Tout au long de la période concernée, il n’y a pas eu une évolution sensible de la
qualité de débat parlementaire ; la durée des discussions diminue, il n’y a ni d’arguments
nouveaux, ni une autre distribution des prises de position favorables à la dépénalisation par
rapport à celles contraires. A ce titre le résultat des votes est indicatif. L’accent porte
toujours sur des arguments irrationnels, imprécis et moralisateurs, la faiblesse des
arguments juridiques par rapport au poids des arguments rhétoriques ne change pas et la
virulence des intervenants est constante.

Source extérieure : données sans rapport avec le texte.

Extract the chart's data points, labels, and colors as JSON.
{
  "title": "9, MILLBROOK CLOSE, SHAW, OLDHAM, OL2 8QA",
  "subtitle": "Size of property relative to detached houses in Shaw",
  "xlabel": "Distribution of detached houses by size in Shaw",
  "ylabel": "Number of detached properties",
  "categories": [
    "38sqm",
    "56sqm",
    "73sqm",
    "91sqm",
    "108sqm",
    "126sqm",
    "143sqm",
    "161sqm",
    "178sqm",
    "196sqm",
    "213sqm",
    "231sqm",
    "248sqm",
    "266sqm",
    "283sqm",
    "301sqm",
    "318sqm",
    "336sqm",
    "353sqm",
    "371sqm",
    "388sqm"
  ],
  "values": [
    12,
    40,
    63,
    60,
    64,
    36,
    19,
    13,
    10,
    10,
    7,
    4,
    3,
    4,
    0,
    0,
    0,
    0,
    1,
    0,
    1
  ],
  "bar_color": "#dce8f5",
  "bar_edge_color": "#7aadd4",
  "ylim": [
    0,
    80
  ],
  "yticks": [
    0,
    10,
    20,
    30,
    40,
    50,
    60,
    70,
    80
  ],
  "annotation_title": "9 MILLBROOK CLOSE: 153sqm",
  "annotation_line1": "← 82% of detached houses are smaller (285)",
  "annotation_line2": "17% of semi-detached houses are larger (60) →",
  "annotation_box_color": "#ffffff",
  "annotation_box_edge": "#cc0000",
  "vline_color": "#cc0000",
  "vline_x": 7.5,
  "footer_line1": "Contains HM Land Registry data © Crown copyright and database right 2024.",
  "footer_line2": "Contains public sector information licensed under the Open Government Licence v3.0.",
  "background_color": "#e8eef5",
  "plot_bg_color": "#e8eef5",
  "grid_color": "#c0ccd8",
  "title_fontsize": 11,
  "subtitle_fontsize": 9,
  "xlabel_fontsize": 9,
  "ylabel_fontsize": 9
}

Nous pouvons noter une certaine fatigue vers la
fin de la période; les discussions sont de plus en plus courtes, elles donnent l’impression
que ce qu’il y avait à dire est déjà dit : il y a des accords internationaux qui exigent
l’abrogation de l’article 200, mais cela est considéré contraire à la spécificité et à la
tradition roumaine, et surtout contraire à la morale, une morale qui est celle de
l’orthodoxie… D’autres, peu nombreux, considèrent qu’il y a un droit à la vie privée, et à
la liberté personnelle qui doit être protégé par l’Etat, mais à ceux-ci, il est répondu que la
liberté ce n’est pas la liberté de faire n’importe quoi chez soi, et que cette liberté est limitée
au moment où elle atteint la liberté des autres… Tout cela montre bien que le sujet était
loin d’être un sujet banal, mais il est possible d’entrevoir à l’occasion des dernières
discussions sur le sujet le besoin de mettre fin au débat, de ne pas prolonger une discussion
qui n’apporte rien de nouveau, et de laisser le vote décider.
Le vote exprime bien l’embarras de choix, la situation d’une profonde confusion de
repères, l’impossibilité de trancher d’une façon ou d’une autre – le projet de loi pour
modifier le Code pénal et le Code de Procédure pénale est rejeté deux fois d’affilée, ce qui

215
se traduit dans l’échec de la réforme législative cinq ans après le changement du régime
politique. Comment sortir de cette impasse ?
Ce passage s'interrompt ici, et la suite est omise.